MTDSense: AI-Based Fingerprinting of Moving Target Defense Techniques in Software-Defined Networking
Tina Moghaddam, Guowei Yang, Chandra Thapa, Seyit Camtepe, Dan Dongseong Kim
TL;DR
MTDSense investigates the security of moving target defenses in SDN by showing that an AI-capable attacker can fingerprint and time the triggering of IP-shuffling MTDs through passive traffic analysis. The authors implement MTDSense using unsupervised clustering over a rich feature set and demonstrate that the MTD trigger time and interval can be inferred with high accuracy, raising concerns about the effectiveness of traditional MTDs. To mitigate this leakage, they propose three MTD update mechanisms (ODI, OTI, PEI) and evaluate their impact on fingerprintability across various network scales and traffic loads, reporting that PEI in particular can significantly reduce detectability at some cost.
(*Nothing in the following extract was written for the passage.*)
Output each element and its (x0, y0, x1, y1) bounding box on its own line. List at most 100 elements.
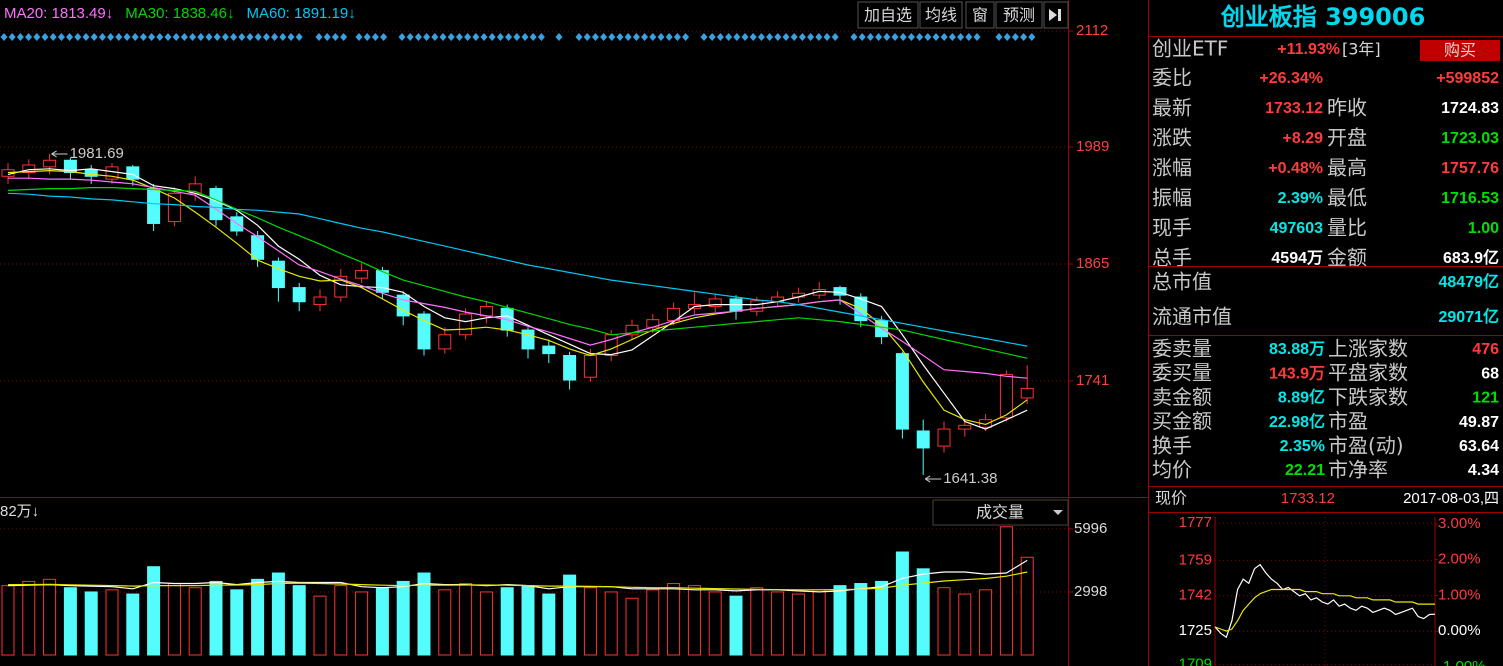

The work contributes a realistic SDN-based dataset, a transferable attacker model, and practical guidance for designing less fingerprintable MTD deployments, highlighting the need to balance security gains with performance and privacy considerations in real networks.
Abstract
Moving target defenses (MTD) are proactive security techniques that enhance network security by confusing the attacker and limiting their attack window. MTDs have been shown to have significant benefits when evaluated against traditional network attacks, most of which are automated and untargeted. However, little has been done to address an attacker who is aware the network uses an MTD. In this work, we propose a novel approach named MTDSense, which can determine when the MTD has been triggered using the footprints the MTD operation leaves in the network traffic. MTDSense uses unsupervised clustering to identify traffic following an MTD trigger and extract the MTD interval. An attacker can use this information to maximize their attack window and tailor their attacks, which has been shown to significantly reduce the effectiveness of MTD. Through analyzing the attacker's approach, we propose and evaluate two new MTD update algorithms that aim to reduce the information leaked into the network by the MTD. We present an extensive experimental evaluation by creating, to our knowledge, the first dataset of the operation of an IP-shuffling MTD in a software-defined network. Our work reveals that despite previous results showing the effectiveness of MTD as a defense, traditional implementations of MTD are highly susceptible to a targeted attacker.